Rishi Sunak may be about to discover that his political opponents are more difficult to pacify than investors.
The British prime minister managed to calm financial markets with an austere fiscal program based on major tax rises as his first move after taking office. Sunak and Chancellor of the Exchequer Jeremy Hunt are now devising a strategy for phase two, according to government officials.
Hunt is working on a raft of policies aimed at boosting the UK’s lackluster growth and bringing people back into the labor market, the officials said. But the government isn’t likely to announce most of those measures until the Budget in spring 2023.
The long wait for a more optimistic message will leave Sunak’s government vulnerable to attacks from his own backbenchers as well as the opposition Labour party as he leads the country through a winter of strikes, recession and soaring energy prices .
Some Tory lawmakers are demanding more radical pro-growth policies, another faction is concerned about protecting the rural way of life for their affluent voters. Most of them are worried about what Sunak can do to reduce the opposition Labour party’s 21-point lead in the latest opinion polls.
The first assaults have already begun.
Former cabinet minister Simon Clarke, who served in Liz Truss’s short-lived government, has submitted an amendment to a leveling up bill that would ease the UK’s effective ban on onshore wind farms.
In a sign of how serious this rebellion could become, both Truss and her predecessor Boris Johnson have signed the amendment, in their first significant dissenting move against the new premier. The pro-growth lawmakers are determined to put Sunak under pressure, one MP said.
The faction is likely to cause problems for the government on a series of other policy issues in the near future. They can be expected to demand action on Brexit opportunities, infrastructure, childcare ratios and measures to increase productivity.
“The UK’s core problem is dreadful productivity even by G7 standards and really weak investment spending,” economist Jim O’Neill, a former Tory minister who subsequently left the party, told Bloomberg TV this week, arguing that Sunak’s austerity strategy was a mistake. “We need a government that’s prepared to borrow to invest.”
But Sunak finds himself caught in pincer movement, with those who want to block things like building new homes, staging also their own rebellion earlier this week.
The prime minister was forced to pull a vote in the House of Commons on its housebuilding targets, following a rebellion from a group of backbenchers largely in leafy, rural seats who don’t want large numbers of new homes built in their constituencies.
That setback calls into question Sunak’s plans for boosting living standards outside the wealthy southeast of England.
The government would have won the vote if it had decided to face down the rebels, because the main opposition Labour party would have supported the proposal, a Labour official said, pointing out that Sunak had chosen to protect party unity instead of pushing ahead with his vision for the country.
Media Round
With no major policy plans to rally support, Sunak has baffled some MPs by also ceding ground in the daily media battle.
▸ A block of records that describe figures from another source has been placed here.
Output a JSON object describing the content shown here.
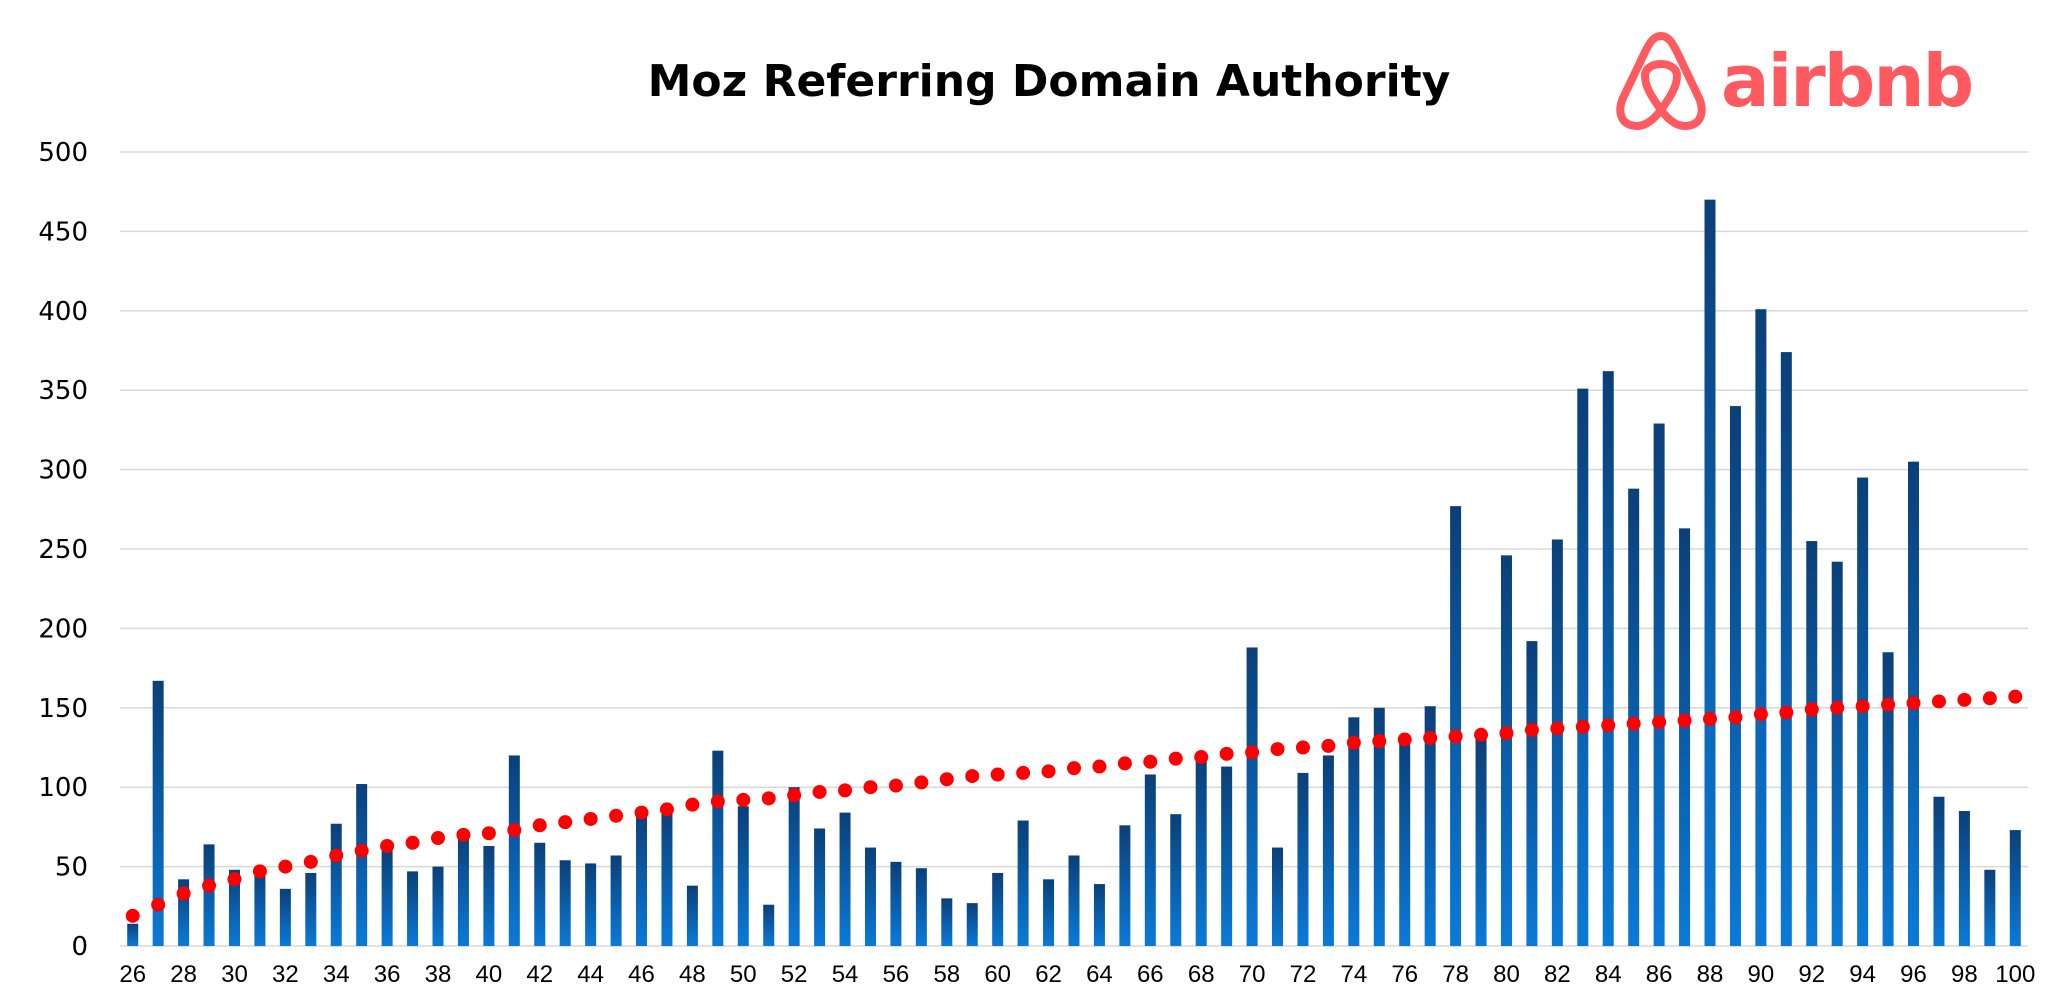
{
  "chart_data": {
    "type": "bar",
    "title": "Moz Referring Domain Authority",
    "xlabel": "",
    "ylabel": "",
    "ylim": [
      0,
      500
    ],
    "yticks": [
      0,
      50,
      100,
      150,
      200,
      250,
      300,
      350,
      400,
      450,
      500
    ],
    "grid": true,
    "legend": "none",
    "x": [
      26,
      27,
      28,
      29,
      30,
      31,
      32,
      33,
      34,
      35,
      36,
      37,
      38,
      39,
      40,
      41,
      42,
      43,
      44,
      45,
      46,
      47,
      48,
      49,
      50,
      51,
      52,
      53,
      54,
      55,
      56,
      57,
      58,
      59,
      60,
      61,
      62,
      63,
      64,
      65,
      66,
      67,
      68,
      69,
      70,
      71,
      72,
      73,
      74,
      75,
      76,
      77,
      78,
      79,
      80,
      81,
      82,
      83,
      84,
      85,
      86,
      87,
      88,
      89,
      90,
      91,
      92,
      93,
      94,
      95,
      96,
      97,
      98,
      99,
      100
    ],
    "series": [
      {
        "type": "bar",
        "color_top": "#0b3f78",
        "color_bottom": "#0a7ad8",
        "values": [
          14,
          167,
          42,
          64,
          48,
          49,
          36,
          46,
          77,
          102,
          60,
          47,
          50,
          72,
          63,
          120,
          65,
          54,
          52,
          57,
          85,
          87,
          38,
          123,
          88,
          26,
          100,
          74,
          84,
          62,
          53,
          49,
          30,
          27,
          46,
          79,
          42,
          57,
          39,
          76,
          108,
          83,
          119,
          113,
          188,
          62,
          109,
          120,
          144,
          150,
          133,
          151,
          277,
          131,
          246,
          192,
          256,
          351,
          362,
          288,
          329,
          263,
          470,
          340,
          401,
          374,
          255,
          242,
          295,
          185,
          305,
          94,
          85,
          48,
          73
        ]
      },
      {
        "type": "trendline-dots",
        "color": "#ff0000",
        "values": [
          19,
          26,
          33,
          38,
          42,
          47,
          50,
          53,
          57,
          60,
          63,
          65,
          68,
          70,
          71,
          73,
          76,
          78,
          80,
          82,
          84,
          86,
          89,
          91,
          92,
          93,
          95,
          97,
          98,
          100,
          101,
          103,
          105,
          107,
          108,
          109,
          110,
          112,
          113,
          115,
          116,
          118,
          119,
          121,
          122,
          124,
          125,
          126,
          128,
          129,
          130,
          131,
          132,
          133,
          134,
          136,
          137,
          138,
          139,
          140,
          141,
          142,
          143,
          144,
          146,
          147,
          149,
          150,
          151,
          152,
          153,
          154,
          155,
          156,
          157
        ]
      }
    ]
  },
  "logo": {
    "text": "airbnb",
    "color": "#FF5A5F"
  }
}
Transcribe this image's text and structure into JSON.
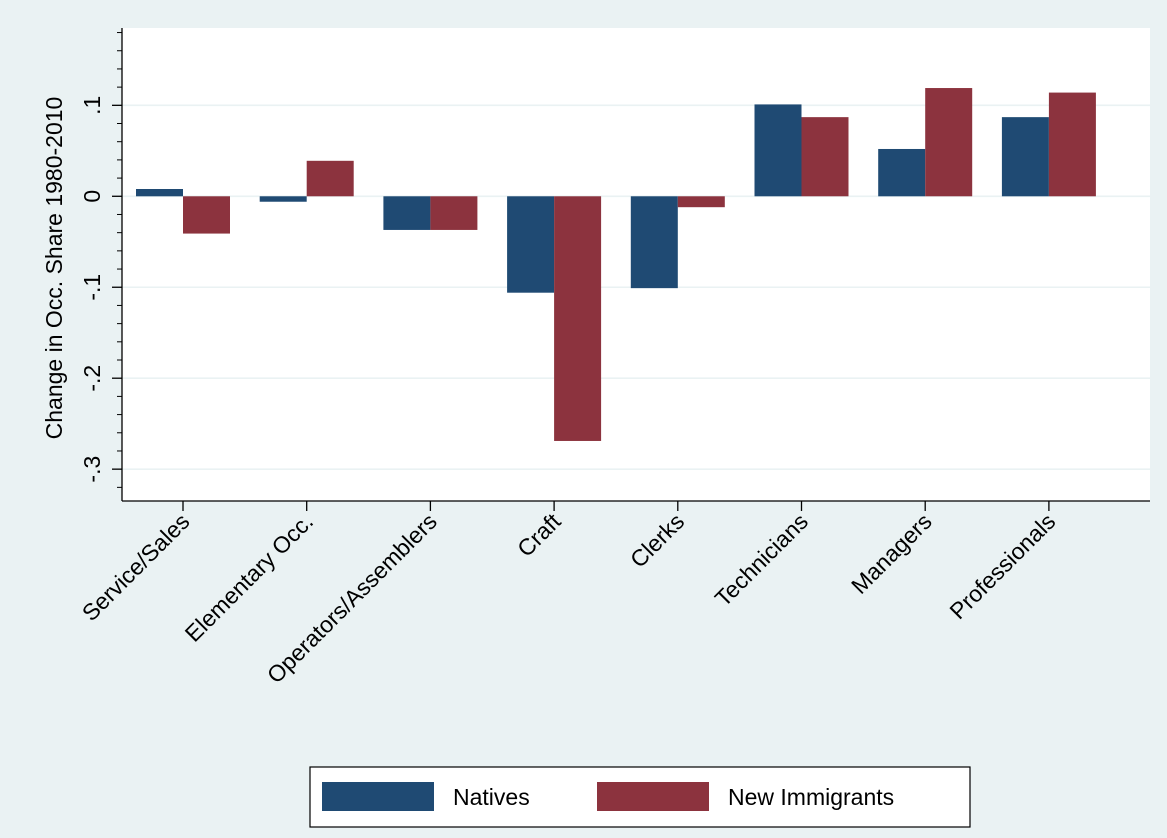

The prime minister’s communications team has decided to drop the custom of sending out a minister every morning to tour TV and radio studios and get its message out to the public. Sunak’s communications team has pared that back, believing the daily round is unhelpful and creates too many negative stories.
That’s a mistake, Tory MPs and strategists said, because it allows Labour to put their own spokespeople up to attack the government unopposed. It’s inevitable the government will U-Turn on the decision, one Tory predicted.
The lack of direction and the scale of the challenges facing the party is sapping the morale of MPs and dozens of Tories are likely to announce over the next couple of weeks that they will stand down at the next election, a government official said. MPs have until Dec. 5 to tell the party headquarters of their intentions.
Former minister Chris Skidmore, 41, told the Telegraph late Saturday he was stepping down because his seat was set to be abolished and he didn’t want a new constituency. A day earlier, Dehenna Davison, the 29-year-old who won the northern seat of Bishop Auckland for the Tories for the first time in 2019, said she wouldn’t be running again. Backbenchers William Wragg and Chloe Smith have also announced their intention to quit Parliament.
Downing Street is also concerned that Deputy Prime Minister Dominic Raab may not be able to survive an investigation into allegations of bullying. On Friday, No. 10 announced a third formal complaint had been submitted against Raab. He denies all the allegations.
The government had initially hoped that by using formal complaints as the threshold for an investigation, Raab would be insulated as initially no complaints had gone in. Senior government figures did not expect multiple complaints to then be filed, one official said. Their hope is that the probe will conclude that Raab is not a bully but just unpleasant to work for.
Government officials are also increasingly alarmed about a wave of strikes bringing the country to a halt over the winter. Nurses, rail and postal staff are all planning strike action in the coming weeks. A government official said they were worried the amount of industrial action was approaching the level of a general strike.